Cell cycle-related changes in repopulating capacity of human mobilized peripheral blood CD34+ cells in non-obese diabetic severe combined immune-deficient mice

Most primitive hematopoietic progenitor cells reside in vivo within the G(0)/G(1) phase of the cell cycle. By simultaneous DNA/RNA staining it is possible to distinguish G(0) and G(1) states and to isolate cells in defined phases of the cell cycle. We report here the use of cell cycle fractionation to separate human mobilized peripheral blood (MPB) CD34(+) cells capable of repopulating the bone marrow (BM) of non-obese diabetic/severe combined immune-deficient (NOD/SCID) mice. In freshly isolated MPB, repopulating cells were predominant within the G(0) phase, because transplantation of CD34(+) cells residing in G(0) (G(0)CD34(+)) resulted on average in a 16.6- +/- 3.2-fold higher BM chimerism than infusion of equal numbers of CD34(+) cells isolated in G(1). We then investigated the effect of ex vivo cell cycle progression, in the absence of cell division, on engraftment capacity.

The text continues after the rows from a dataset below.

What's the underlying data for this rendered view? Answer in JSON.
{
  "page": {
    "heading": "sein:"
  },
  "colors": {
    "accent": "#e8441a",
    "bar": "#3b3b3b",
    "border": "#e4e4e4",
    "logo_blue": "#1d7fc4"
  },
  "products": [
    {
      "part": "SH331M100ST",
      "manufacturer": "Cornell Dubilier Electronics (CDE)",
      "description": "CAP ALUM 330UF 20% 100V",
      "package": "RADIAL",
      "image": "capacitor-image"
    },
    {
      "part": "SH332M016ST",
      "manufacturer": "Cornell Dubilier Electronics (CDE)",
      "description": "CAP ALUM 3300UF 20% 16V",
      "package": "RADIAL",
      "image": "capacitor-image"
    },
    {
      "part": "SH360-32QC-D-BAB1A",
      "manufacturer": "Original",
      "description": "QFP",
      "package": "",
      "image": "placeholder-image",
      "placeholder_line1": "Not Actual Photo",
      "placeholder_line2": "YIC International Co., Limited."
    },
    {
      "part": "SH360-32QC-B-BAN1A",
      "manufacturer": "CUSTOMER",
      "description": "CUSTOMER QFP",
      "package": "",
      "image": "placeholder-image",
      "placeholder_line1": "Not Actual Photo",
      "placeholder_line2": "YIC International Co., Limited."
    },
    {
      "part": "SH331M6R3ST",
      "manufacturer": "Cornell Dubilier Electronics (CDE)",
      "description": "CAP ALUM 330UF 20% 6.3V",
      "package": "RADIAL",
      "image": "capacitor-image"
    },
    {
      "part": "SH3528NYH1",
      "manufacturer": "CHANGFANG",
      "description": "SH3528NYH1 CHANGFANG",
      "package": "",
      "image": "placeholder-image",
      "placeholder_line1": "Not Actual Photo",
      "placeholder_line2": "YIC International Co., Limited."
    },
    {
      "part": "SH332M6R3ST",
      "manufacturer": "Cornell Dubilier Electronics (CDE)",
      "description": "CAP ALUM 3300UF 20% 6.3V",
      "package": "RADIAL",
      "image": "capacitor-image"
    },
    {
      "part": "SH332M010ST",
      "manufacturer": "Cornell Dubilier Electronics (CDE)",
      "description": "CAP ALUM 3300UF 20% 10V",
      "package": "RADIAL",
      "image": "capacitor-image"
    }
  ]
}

Freshly isolated G(0)CD34(+) cells were activated by interleukin-3 (IL-3), stem cell factor (SCF), and flt3-ligand (FL) for a 36-hour incubation period during which a fraction of cells progressed from G(0) into G(1) but did not complete a cell cycle. The repopulating capacity of stimulated cells was markedly diminished compared with that of unmanipulated G(0)CD34(+) cells. Cells that remained in G(0) during the 36-hour incubation period and those that traversed into G(1) were sorted and assayed separately in NOD/SCID recipients. The repopulating ability of cells remaining in G(0) was insignificantly reduced compared with that of unstimulated G(0)CD34(+) cells. On the contrary, CD34(+) cells traversing from G(0) into G(1) were largely depleted of repopulating capacity. Similar results were obtained when G(0)CD34(+) cells were activated by the combination of thrombopoietin-SCF-FL. These studies provide direct evidence of the quiescent nature of cells capable of repopulating the BM of NOD/SCID mice. Furthermore, these data also demonstrate that G(0)-G(1) progression in vitro is associated with a decrease in engraftment capacity. (C) 1998 by The American Society of Hematology.